NTPC, India's largest power producer, is strategically adapting to the changing energy market. The state-owned company has a market value of roughly ₹3.69 trillion and a TTM P/E ratio near 15.2. Many analysts rate it a 'Strong Buy,' anticipating over 10% upside in 12 months. NTPC is piloting green hydrogen projects in transport, refining, and power generation, using its renewable sites for electrolyzers and exploring hydrogen mobility. NTPC Green Energy Ltd. reported strong growth, with net sales of ₹2,209.64 crore and net profit of ₹475.35 crore by March 2025. Despite these efforts, NTPC, like other renewable energy firms, faces issues with curtailment of renewable energy output, affecting profits.

Gujarat Gas: The PNG Conundrum

Gujarat Gas Limited, a major city gas distributor, faces direct challenges. The company has a market value of about ₹244.10 billion and a TTM P/E ratio around 18.29. Analysts generally hold 'Neutral' or 'Hold' ratings, with some advising 'Underperform.' Its stock has dropped over 25% in the past year, with historically poor sales growth and inconsistent financial results. Gujarat Gas's main business is natural gas distribution, which could see declining demand as renewables grow and hydrogen emerges as an alternative. Fluctuating input costs and the heavy investment needed to adapt its infrastructure for hydrogen blending risk its profit margins. The company is participating in PNGRB discussions on hydrogen transport, showing it recognizes the energy market changes.

Challenges Ahead for the Green Transition

The shift to green energy presents considerable risks for companies reliant on fossil fuels. Gujarat Gas, in particular, faces potential long-term decline in natural gas demand as cleaner alternatives develop. Its past growth issues and the large investments needed for hydrogen integration or competition create a difficult position. NTPC, despite its diversification, also faces challenges. The high cost and scaling difficulties of green hydrogen production are significant obstacles. Renewable energy curtailment, causing financial losses, continues to affect the sector, highlighting operational difficulties despite capacity growth. The development of a hydrogen economy requires substantial investment and technological progress, alongside competition from other energy sources.
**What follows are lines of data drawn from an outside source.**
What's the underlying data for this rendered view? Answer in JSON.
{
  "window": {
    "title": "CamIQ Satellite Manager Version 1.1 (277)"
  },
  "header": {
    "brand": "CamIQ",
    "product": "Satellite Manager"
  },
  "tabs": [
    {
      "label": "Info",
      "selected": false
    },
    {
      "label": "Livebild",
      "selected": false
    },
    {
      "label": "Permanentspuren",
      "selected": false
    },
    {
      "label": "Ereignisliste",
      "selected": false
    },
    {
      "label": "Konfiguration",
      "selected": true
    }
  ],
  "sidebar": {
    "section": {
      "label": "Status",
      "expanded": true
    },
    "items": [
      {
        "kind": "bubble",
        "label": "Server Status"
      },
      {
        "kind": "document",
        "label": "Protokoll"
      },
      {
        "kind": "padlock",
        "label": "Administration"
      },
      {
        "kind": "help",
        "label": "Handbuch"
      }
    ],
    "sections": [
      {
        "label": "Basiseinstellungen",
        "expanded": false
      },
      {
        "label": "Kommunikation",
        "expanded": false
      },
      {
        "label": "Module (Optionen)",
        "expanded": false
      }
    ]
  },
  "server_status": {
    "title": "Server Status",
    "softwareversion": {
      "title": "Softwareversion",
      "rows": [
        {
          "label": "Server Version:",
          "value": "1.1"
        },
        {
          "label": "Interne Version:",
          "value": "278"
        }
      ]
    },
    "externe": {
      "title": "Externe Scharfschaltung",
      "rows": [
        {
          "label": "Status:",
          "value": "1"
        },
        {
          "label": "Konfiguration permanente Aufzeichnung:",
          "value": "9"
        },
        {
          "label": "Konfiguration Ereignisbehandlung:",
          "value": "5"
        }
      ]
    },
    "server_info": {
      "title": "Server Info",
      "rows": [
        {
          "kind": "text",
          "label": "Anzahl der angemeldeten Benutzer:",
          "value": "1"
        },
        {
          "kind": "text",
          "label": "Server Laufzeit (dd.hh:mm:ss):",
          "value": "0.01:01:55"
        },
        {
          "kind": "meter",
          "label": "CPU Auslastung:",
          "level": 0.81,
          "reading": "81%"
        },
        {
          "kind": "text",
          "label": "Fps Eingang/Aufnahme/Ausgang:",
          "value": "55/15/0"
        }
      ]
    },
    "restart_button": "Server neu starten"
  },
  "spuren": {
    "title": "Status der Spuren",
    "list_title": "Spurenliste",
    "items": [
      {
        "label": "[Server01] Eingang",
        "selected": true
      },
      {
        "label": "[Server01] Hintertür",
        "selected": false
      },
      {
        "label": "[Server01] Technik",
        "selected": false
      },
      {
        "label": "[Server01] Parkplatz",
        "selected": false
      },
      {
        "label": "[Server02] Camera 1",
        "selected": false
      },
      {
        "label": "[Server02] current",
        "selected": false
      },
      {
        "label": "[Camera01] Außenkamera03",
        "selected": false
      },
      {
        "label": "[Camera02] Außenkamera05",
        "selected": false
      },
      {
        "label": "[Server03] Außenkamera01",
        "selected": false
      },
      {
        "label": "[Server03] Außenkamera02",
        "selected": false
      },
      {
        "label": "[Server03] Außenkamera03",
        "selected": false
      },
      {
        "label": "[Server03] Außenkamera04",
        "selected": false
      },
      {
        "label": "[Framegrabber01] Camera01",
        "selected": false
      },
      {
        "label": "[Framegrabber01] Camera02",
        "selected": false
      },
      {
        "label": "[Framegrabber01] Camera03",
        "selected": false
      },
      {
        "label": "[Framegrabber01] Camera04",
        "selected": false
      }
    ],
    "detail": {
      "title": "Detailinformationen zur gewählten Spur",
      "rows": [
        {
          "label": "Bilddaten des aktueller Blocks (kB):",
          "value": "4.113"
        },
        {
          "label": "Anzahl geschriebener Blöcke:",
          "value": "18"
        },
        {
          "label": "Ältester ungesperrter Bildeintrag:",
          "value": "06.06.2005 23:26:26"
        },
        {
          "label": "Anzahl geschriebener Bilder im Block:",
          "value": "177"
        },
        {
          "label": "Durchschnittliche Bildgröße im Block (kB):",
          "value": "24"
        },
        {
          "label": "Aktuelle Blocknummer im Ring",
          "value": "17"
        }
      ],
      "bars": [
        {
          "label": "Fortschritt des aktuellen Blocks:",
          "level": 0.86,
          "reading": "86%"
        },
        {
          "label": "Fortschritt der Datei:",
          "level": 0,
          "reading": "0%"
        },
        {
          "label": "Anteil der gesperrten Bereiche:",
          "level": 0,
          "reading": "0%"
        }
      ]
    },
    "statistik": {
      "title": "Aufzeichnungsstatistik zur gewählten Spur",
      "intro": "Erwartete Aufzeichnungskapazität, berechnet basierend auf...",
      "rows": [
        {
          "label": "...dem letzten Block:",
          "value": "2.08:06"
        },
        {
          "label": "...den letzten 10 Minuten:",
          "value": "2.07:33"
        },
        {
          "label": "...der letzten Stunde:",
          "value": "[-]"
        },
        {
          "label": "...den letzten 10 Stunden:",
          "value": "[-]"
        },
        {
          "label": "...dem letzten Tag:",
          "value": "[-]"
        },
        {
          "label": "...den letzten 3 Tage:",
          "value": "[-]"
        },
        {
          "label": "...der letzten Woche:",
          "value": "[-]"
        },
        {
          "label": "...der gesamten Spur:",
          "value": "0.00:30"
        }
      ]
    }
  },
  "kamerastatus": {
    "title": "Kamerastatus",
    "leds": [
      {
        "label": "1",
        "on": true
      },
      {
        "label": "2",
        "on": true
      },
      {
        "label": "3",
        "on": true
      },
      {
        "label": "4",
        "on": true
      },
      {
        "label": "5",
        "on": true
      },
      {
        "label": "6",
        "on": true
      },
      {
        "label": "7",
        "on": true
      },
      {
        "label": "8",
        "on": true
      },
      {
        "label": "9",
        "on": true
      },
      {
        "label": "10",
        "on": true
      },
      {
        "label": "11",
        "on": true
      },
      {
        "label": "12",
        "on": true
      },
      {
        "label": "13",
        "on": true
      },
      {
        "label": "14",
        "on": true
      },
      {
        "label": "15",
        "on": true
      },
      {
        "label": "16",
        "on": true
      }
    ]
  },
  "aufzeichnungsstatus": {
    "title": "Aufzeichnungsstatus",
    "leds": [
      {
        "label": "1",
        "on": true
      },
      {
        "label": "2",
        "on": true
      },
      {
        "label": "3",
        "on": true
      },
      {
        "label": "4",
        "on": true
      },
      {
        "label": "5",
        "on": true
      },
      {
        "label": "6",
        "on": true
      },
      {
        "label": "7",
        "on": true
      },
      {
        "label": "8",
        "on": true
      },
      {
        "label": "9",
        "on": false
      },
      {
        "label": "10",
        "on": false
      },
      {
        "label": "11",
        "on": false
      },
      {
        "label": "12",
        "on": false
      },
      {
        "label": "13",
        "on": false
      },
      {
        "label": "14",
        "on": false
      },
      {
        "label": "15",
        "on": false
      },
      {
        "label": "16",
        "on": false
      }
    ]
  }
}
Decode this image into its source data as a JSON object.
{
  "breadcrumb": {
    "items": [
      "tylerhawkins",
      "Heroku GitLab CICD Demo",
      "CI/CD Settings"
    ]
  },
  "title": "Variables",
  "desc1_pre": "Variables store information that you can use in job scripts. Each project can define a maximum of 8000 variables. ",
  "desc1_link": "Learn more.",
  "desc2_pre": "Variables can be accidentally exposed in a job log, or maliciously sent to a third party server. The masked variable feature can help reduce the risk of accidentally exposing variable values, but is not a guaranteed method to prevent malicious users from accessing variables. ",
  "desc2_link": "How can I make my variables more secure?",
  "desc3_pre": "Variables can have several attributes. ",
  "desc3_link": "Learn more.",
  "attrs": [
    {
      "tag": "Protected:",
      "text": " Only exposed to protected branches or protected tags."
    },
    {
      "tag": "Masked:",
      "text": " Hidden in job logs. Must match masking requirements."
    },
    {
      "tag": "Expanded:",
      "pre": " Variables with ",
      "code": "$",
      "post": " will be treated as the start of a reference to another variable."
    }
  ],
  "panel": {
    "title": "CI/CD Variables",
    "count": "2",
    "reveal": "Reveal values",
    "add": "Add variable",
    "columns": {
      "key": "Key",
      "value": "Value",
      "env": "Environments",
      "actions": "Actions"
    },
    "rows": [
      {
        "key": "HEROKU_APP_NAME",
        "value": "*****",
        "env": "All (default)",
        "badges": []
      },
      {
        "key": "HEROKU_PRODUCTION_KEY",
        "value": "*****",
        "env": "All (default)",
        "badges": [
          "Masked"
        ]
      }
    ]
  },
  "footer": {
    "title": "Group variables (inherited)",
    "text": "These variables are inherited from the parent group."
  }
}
Future Outlook: A Measured Transition

Analysts largely maintain a 'Strong Buy' rating for NTPC, expecting strong earnings growth and an average 12-month price target of ₹413-₹426. This reflects confidence in its diverse strategy. For Gujarat Gas, the outlook is more cautious, with a 'Neutral' consensus and a price target that suggests upside, but this is tempered by concerns about its core business and adaptation to the evolving energy market. The success of integrating Green Hydrogen and expanding PNG networks will depend on clear regulations, falling production costs, and smart capital investment by these energy companies.